Mentre con la bocca parliamo di soluzione diplomatica, di cessate il fuoco e di pace “credibile”, con le mani continuiamo a mandare armi in Ucraina. Venerdì è stato pubblicato in Gazzetta Ufficiale il terzo decreto interministeriale per spedire a Kiev “materiale bellico”, che stavolta sarà anche più pesante di quello inviato finora. Non più solo strumenti di difesa, quindi, con tanti saluti alla retorica della “guerra per la pace” diffusa dai media mainstream.

 

C’è però qualcosa di profondamente antidemocratico in tutto questo. Innanzitutto, la maggioranza degli italiani - come dimostrano tutti i sondaggi - è contraria all’invio di armi in Ucraina: governo e Parlamento, quindi, ignorano l’orientamento del Paese e non ipotizzano nemmeno di consultare l’opinione pubblica via referendum (che in questo caso, Costituzione alla mano, si potrebbe usare eccome, perché l’argomento in questione non riguarda la ratifica di trattati internazionali).

In secondo luogo, è scandaloso che i cittadini siano tenuti all’oscuro di quale sia il materiale bellico di cui stiamo rifornendo Battaglione Azov e soci. La lista infatti è secretata: secondo alcune indiscrezioni, dovrebbe contenere obici, mortai da 120 millimetri, cingolati M130 per il trasporto di truppe e veicoli Lince con blindatura antimine; non dovrebbero rientrare nel pacco regalo, invece, droni e carri armati, ma lo Stato non ritiene che sia sua responsabilità rassicurare il Paese su un argomento così delicato. Perché “l’Italia ripudia la guerra” solo fino a quando Washington non le ordina il contrario.

In questo scenario, si manifesta nel modo più evidente tutta l’inanità dei partiti italiani. La Lega, putiniana di portafoglio e pacifista per panico, è sparita dai radar. Il Partito Democratico nicchia, si nasconde sul fondale sabbioso, ma alla fine non ha mai il coraggio di contraddire gli ordini della Casa Bianca. Il Movimento 5 Stelle, invece, vive un dissidio che mette in luce tutte le sue contraddizioni e la sua mancanza di credibilità.

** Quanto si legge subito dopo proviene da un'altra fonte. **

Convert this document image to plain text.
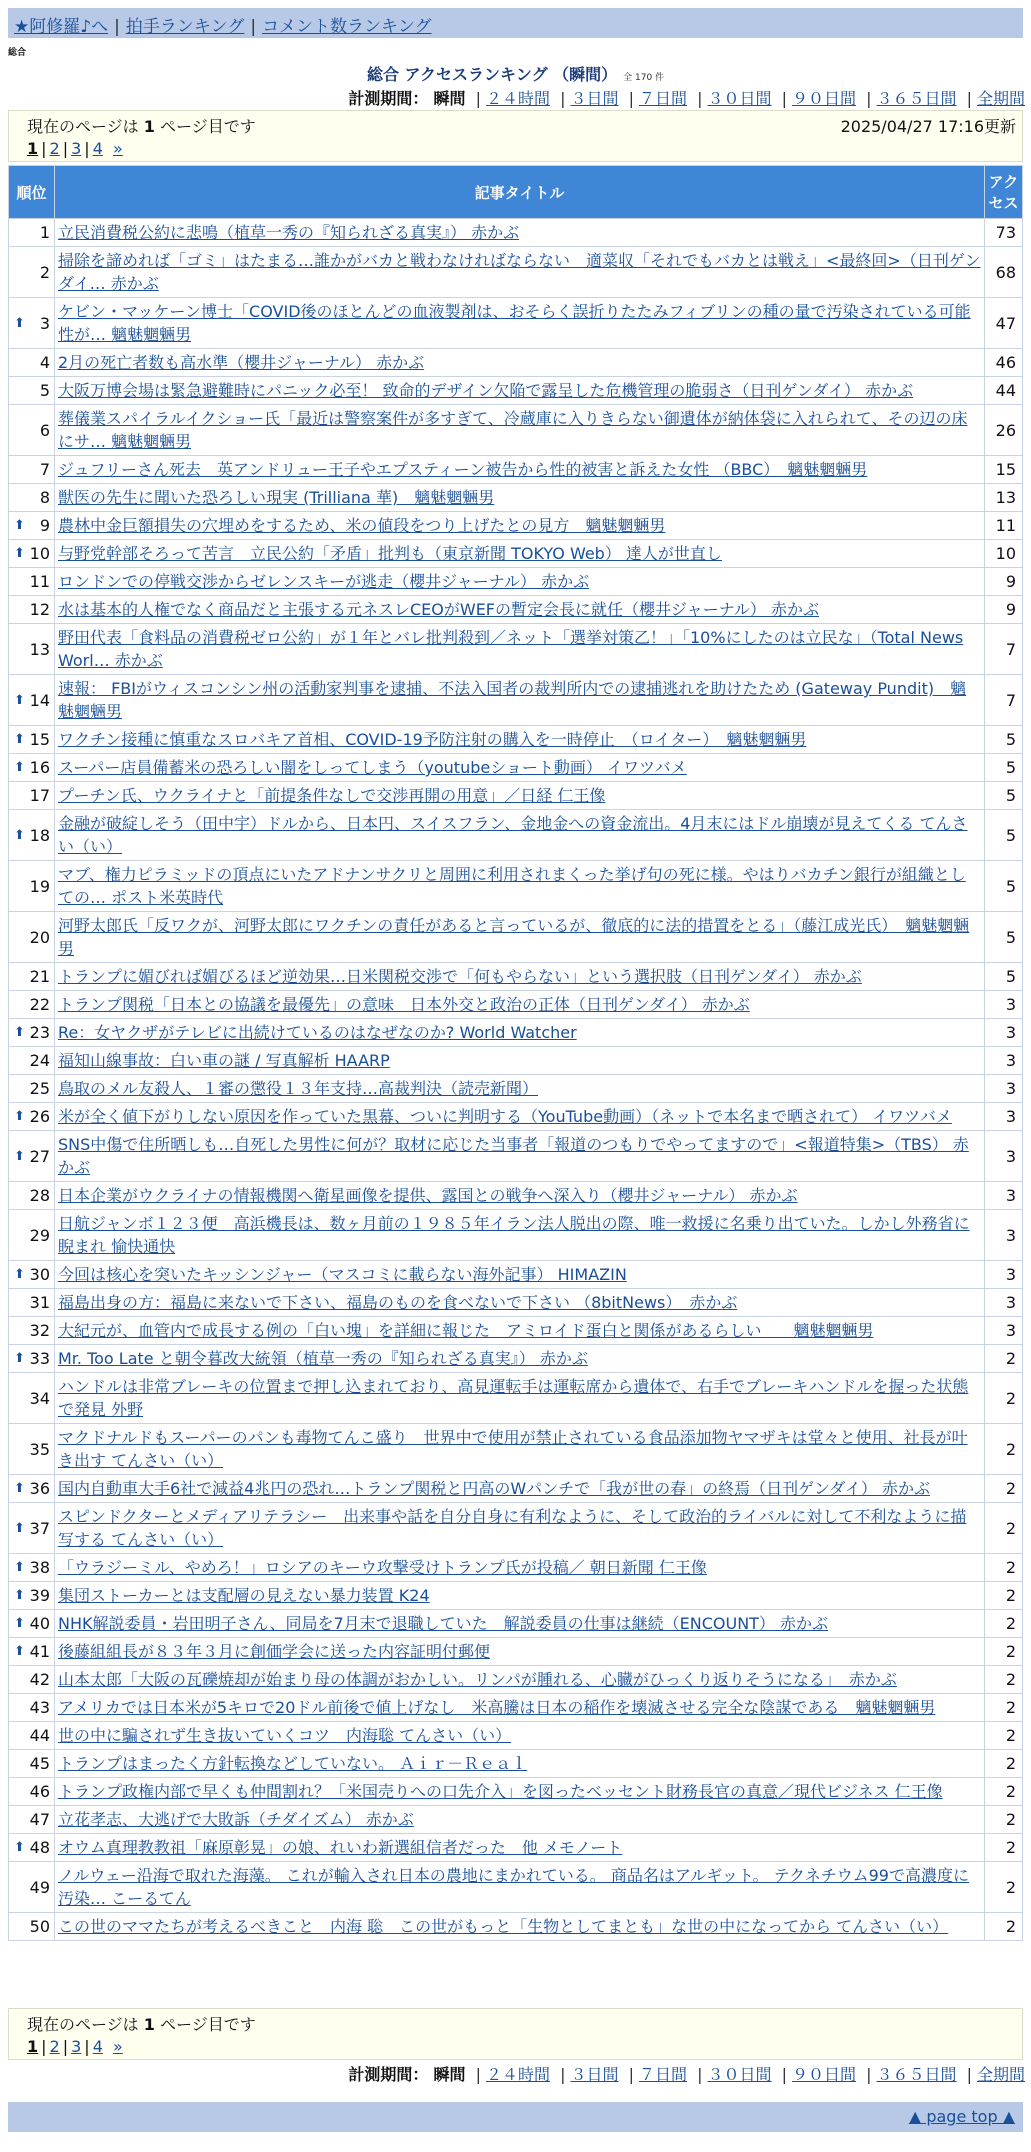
★阿修羅♪へ | 拍手ランキング | コメント数ランキング
総合
総合 アクセスランキング （瞬間） 全 170 件
計測期間： 瞬間 | ２４時間 | ３日間 | ７日間 | ３０日間 | ９０日間 | ３６５日間 | 全期間
現在のページは 1 ページ目です	2025/04/27 17:16更新
1 | 2 | 3 | 4 »
順位	記事タイトル	アクセス
1	立民消費税公約に悲鳴（植草一秀の『知られざる真実』） 赤かぶ	73
2	掃除を諦めれば「ゴミ」はたまる…誰かがバカと戦わなければならない　適菜収「それでもバカとは戦え」<最終回>（日刊ゲンダイ… 赤かぶ	68

⬆ 3	ケビン・マッケーン博士「COVID後のほとんどの血液製剤は、おそらく誤折りたたみフィブリンの種の量で汚染されている可能性が… 魑魅魍魎男	47
4	2月の死亡者数も高水準（櫻井ジャーナル） 赤かぶ	46
5	大阪万博会場は緊急避難時にパニック必至！ 致命的デザイン欠陥で露呈した危機管理の脆弱さ（日刊ゲンダイ） 赤かぶ	44
6	葬儀業スパイラルイクショー氏「最近は警察案件が多すぎて、冷蔵庫に入りきらない御遺体が納体袋に入れられて、その辺の床にサ… 魑魅魍魎男	26
7	ジュフリーさん死去　英アンドリュー王子やエプスティーン被告から性的被害と訴えた女性 （BBC）　魑魅魍魎男	15
8	獣医の先生に聞いた恐ろしい現実 (Trilliana 華)　魑魅魍魎男	13

⬆ 9	農林中金巨額損失の穴埋めをするため、米の値段をつり上げたとの見方　魑魅魍魎男	11

⬆ 10	与野党幹部そろって苦言　立民公約「矛盾」批判も（東京新聞 TOKYO Web） 達人が世直し	10
11	ロンドンでの停戦交渉からゼレンスキーが逃走（櫻井ジャーナル） 赤かぶ	9
12	水は基本的人権でなく商品だと主張する元ネスレCEOがWEFの暫定会長に就任（櫻井ジャーナル） 赤かぶ	9
13	野田代表「食料品の消費税ゼロ公約」が１年とバレ批判殺到／ネット「選挙対策乙！」「10%にしたのは立民な」（Total News Worl… 赤かぶ	7

⬆ 14	速報： FBIがウィスコンシン州の活動家判事を逮捕、不法入国者の裁判所内での逮捕逃れを助けたため (Gateway Pundit)　魑魅魍魎男	7

⬆ 15	ワクチン接種に慎重なスロバキア首相、COVID-19予防注射の購入を一時停止　（ロイター）　魑魅魍魎男	5

⬆ 16	スーパー店員備蓄米の恐ろしい闇をしってしまう（youtubeショート動画） イワツバメ	5
17	プーチン氏、ウクライナと「前提条件なしで交渉再開の用意」／日経 仁王像	5

⬆ 18	金融が破綻しそう（田中宇）ドルから、日本円、スイスフラン、金地金への資金流出。4月末にはドル崩壊が見えてくる てんさい（い）	5
19	マブ、権力ピラミッドの頂点にいたアドナンサクリと周囲に利用されまくった挙げ句の死に様。やはりバカチン銀行が組織としての… ポスト米英時代	5
20	河野太郎氏「反ワクが、河野太郎にワクチンの責任があると言っているが、徹底的に法的措置をとる」（藤江成光氏）　魑魅魍魎男	5
21	トランプに媚びれば媚びるほど逆効果…日米関税交渉で「何もやらない」という選択肢（日刊ゲンダイ） 赤かぶ	5
22	トランプ関税「日本との協議を最優先」の意味　日本外交と政治の正体（日刊ゲンダイ） 赤かぶ	3

⬆ 23	Re：女ヤクザがテレビに出続けているのはなぜなのか? World Watcher	3
24	福知山線事故：白い車の謎 / 写真解析 HAARP	3
25	鳥取のメル友殺人、１審の懲役１３年支持…高裁判決（読売新聞）	3

⬆ 26	米が全く値下がりしない原因を作っていた黒幕、ついに判明する（YouTube動画）（ネットで本名まで晒されて） イワツバメ	3

⬆ 27	SNS中傷で住所晒しも…自死した男性に何が？取材に応じた当事者「報道のつもりでやってますので」<報道特集>（TBS） 赤かぶ	3
28	日本企業がウクライナの情報機関へ衛星画像を提供、露国との戦争へ深入り（櫻井ジャーナル） 赤かぶ	3
29	日航ジャンボ１２３便　高浜機長は、数ヶ月前の１９８５年イラン法人脱出の際、唯一救援に名乗り出ていた。しかし外務省に睨まれ 愉快通快	3

⬆ 30	今回は核心を突いたキッシンジャー（マスコミに載らない海外記事） HIMAZIN	3
31	福島出身の方：福島に来ないで下さい、福島のものを食べないで下さい （8bitNews）　赤かぶ	3
32	大紀元が、血管内で成長する例の「白い塊」を詳細に報じた　アミロイド蛋白と関係があるらしい　　魑魅魍魎男	3

⬆ 33	Mr. Too Late と朝令暮改大統領（植草一秀の『知られざる真実』） 赤かぶ	2
34	ハンドルは非常ブレーキの位置まで押し込まれており、高見運転手は運転席から遺体で、右手でブレーキハンドルを握った状態で発見 外野	2
35	マクドナルドもスーパーのパンも毒物てんこ盛り　世界中で使用が禁止されている食品添加物ヤマザキは堂々と使用、社長が叶き出す てんさい（い）	2

⬆ 36	国内自動車大手6社で減益4兆円の恐れ…トランプ関税と円高のWパンチで「我が世の春」の終焉（日刊ゲンダイ） 赤かぶ	2

⬆ 37	スピンドクターとメディアリテラシー　出来事や話を自分自身に有利なように、そして政治的ライバルに対して不利なように描写する てんさい（い）	2

⬆ 38	「ウラジーミル、やめろ！」ロシアのキーウ攻撃受けトランプ氏が投稿／ 朝日新聞 仁王像	2

⬆ 39	集団ストーカーとは支配層の見えない暴力装置 K24	2

⬆ 40	NHK解説委員・岩田明子さん、同局を7月末で退職していた　解説委員の仕事は継続（ENCOUNT） 赤かぶ	2

⬆ 41	後藤組組長が８３年３月に創価学会に送った内容証明付郵便	2
42	山本太郎「大阪の瓦礫焼却が始まり母の体調がおかしい。リンパが腫れる、心臓がひっくり返りそうになる」　赤かぶ	2
43	アメリカでは日本米が5キロで20ドル前後で値上げなし　米高騰は日本の稲作を壊滅させる完全な陰謀である　魑魅魍魎男	2
44	世の中に騙されず生き抜いていくコツ　内海聡 てんさい（い）	2
45	トランプはまったく方針転換などしていない。 Ａｉｒ－Ｒｅａｌ	2
46	トランプ政権内部で早くも仲間割れ？「米国売りへの口先介入」を図ったベッセント財務長官の真意／現代ビジネス 仁王像	2
47	立花孝志、大逃げで大敗訴（チダイズム） 赤かぶ	2

⬆ 48	オウム真理教教祖「麻原彰晃」の娘、れいわ新選組信者だった　他 メモノート	2
49	ノルウェー沿海で取れた海藻。 これが輸入され日本の農地にまかれている。 商品名はアルギット。 テクネチウム99で高濃度に汚染… こーるてん	2
50	この世のママたちが考えるべきこと　内海 聡　この世がもっと「生物としてまとも」な世の中になってから てんさい（い）	2
現在のページは 1 ページ目です
1 | 2 | 3 | 4 »
計測期間： 瞬間 | ２４時間 | ３日間 | ７日間 | ３０日間 | ９０日間 | ３６５日間 | 全期間
▲ page top ▲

La settimana scorsa Mario Turco, vicepresidente del M5S, ha annunciato il rilancio di Giuseppe Conte, il cui obiettivo è portare al voto delle Camere una mozione che dica basta all’invio di armi dopo il terzo decreto. “Stiamo valutando le forme tecniche per arrivare a un voto in Parlamento - ha detto Turco - e una finestra potrebbe coincidere con il voto della risoluzione a fine maggio”, quando Draghi riferirà prima del Consiglio europeo, “ma vorremmo arrivare a un voto prima, il 19 maggio”, in corrispondenza con l’informativa del premier sull’Ucraina. Insomma, la linea contiana è che l’Italia e l’Europa debbano concentrarsi sulla soluzione diplomatica.

Di per sé, sarebbe una posizione condivisibile. Peccato che arrivi dal partito che esprime, fra gli altri, il ministro degli Esteri: uno che in teoria (ma non in pratica) qualcosa dovrebbe contare nella definizione della politica internazionale del governo, o quantomeno dovrebbe dimettersi in caso di dissenso. L’ineffabile Luigino Di Maio, invece, a parole è in accordo con Conte, ma nella pratica firma quello che gli mettono davanti e dice quello che gli scrivono.

Ora, malgrado la caduta libera nei sondaggi, il Movimento 5 Stelle è pur sempre la forza politica più rappresentata in Parlamento; quindi, basterebbe che uno solo fra Lega e Pd decida di appoggiare la mozione pentastellata per far cadere il governo. Sembra però che nessuno abbia il coraggio di spingersi a tanto. Matteo Salvini perché, in caso di elezioni, verrebbe seppellito da Giorgia Meloni. Ed Enrico Letta perché, nonostante il chiaro intento di tornare a Palazzo Chigi, non ha le spalle abbastanza larghe per contraddire la linea dettata dagli Usa e condivisa da Ue, Nato e G7.